Die Forschenden umgingen das Problem, indem sie nicht rekombinierende Regionen der 250 verfügbaren Genome identifizierten und nur diese zur Ableitung der Evolutionsgeschichte verwendeten. Die Ergebnisse belegen demnach auch, dass Sars-CoV-ähnliche Viren schon seit Jahrtausenden in Westchina und Südostasien zirkulieren. In dieser Zeit bewegten sie sich in ähnlicher Geschwindigkeit durch die Landschaft wie ihre Wirte, die Hufeisennasen.

Diese Fledermäuse haben typischerweise kleine Verbreitungsgebiete von durchschnittlich zwei bis drei Quadratkilometern Bewegung pro Nacht, wie es in der Studie heißt.

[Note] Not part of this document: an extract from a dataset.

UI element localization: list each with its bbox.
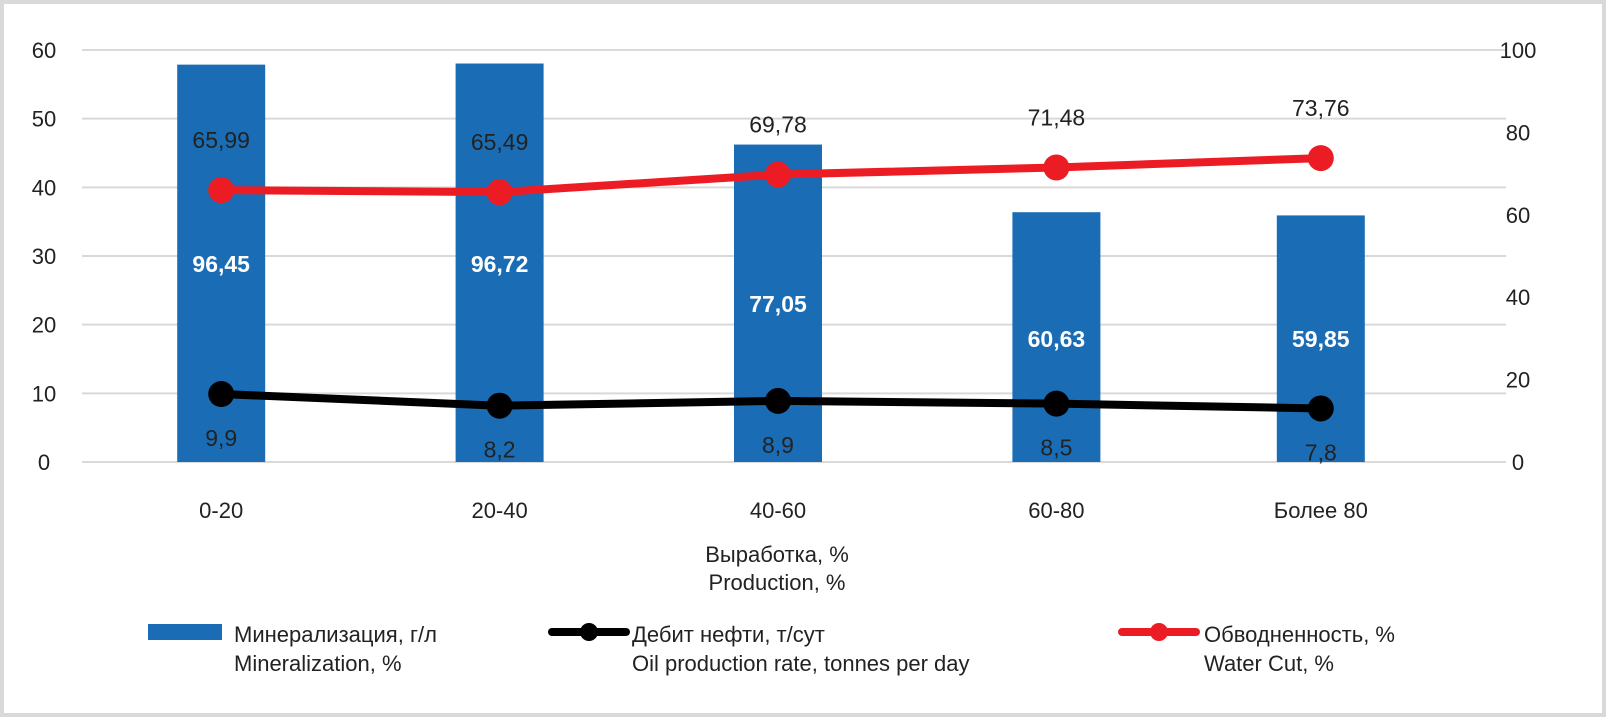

Sie wanderten kaum und hätten in der Summe eine sehr begrenzte Ausbreitungskapazität.

Einschränkend geben die Forschenden zu ihren Ergebnissen zu bedenken, dass es große regionale Lücken bei den erfassten Proben gibt. So gebe es kein Virusmaterial von Fledermäusen, die nahe am Entstehungsort von Sars-CoV-1 und Sars-CoV-2 beprobt wurden. Die Rückschlüsse auf den Ort der jeweils am nächsten liegenden Fledermausvirus-Vorfahren könnten daher in Richtung von Orten verzerrt sein, an denen eng verwandte Viren beprobt wurden. Auch bei mehr Probennahmen sei nicht zu erwarten, noch den direkten Vorfahren der beiden Viren zu finden.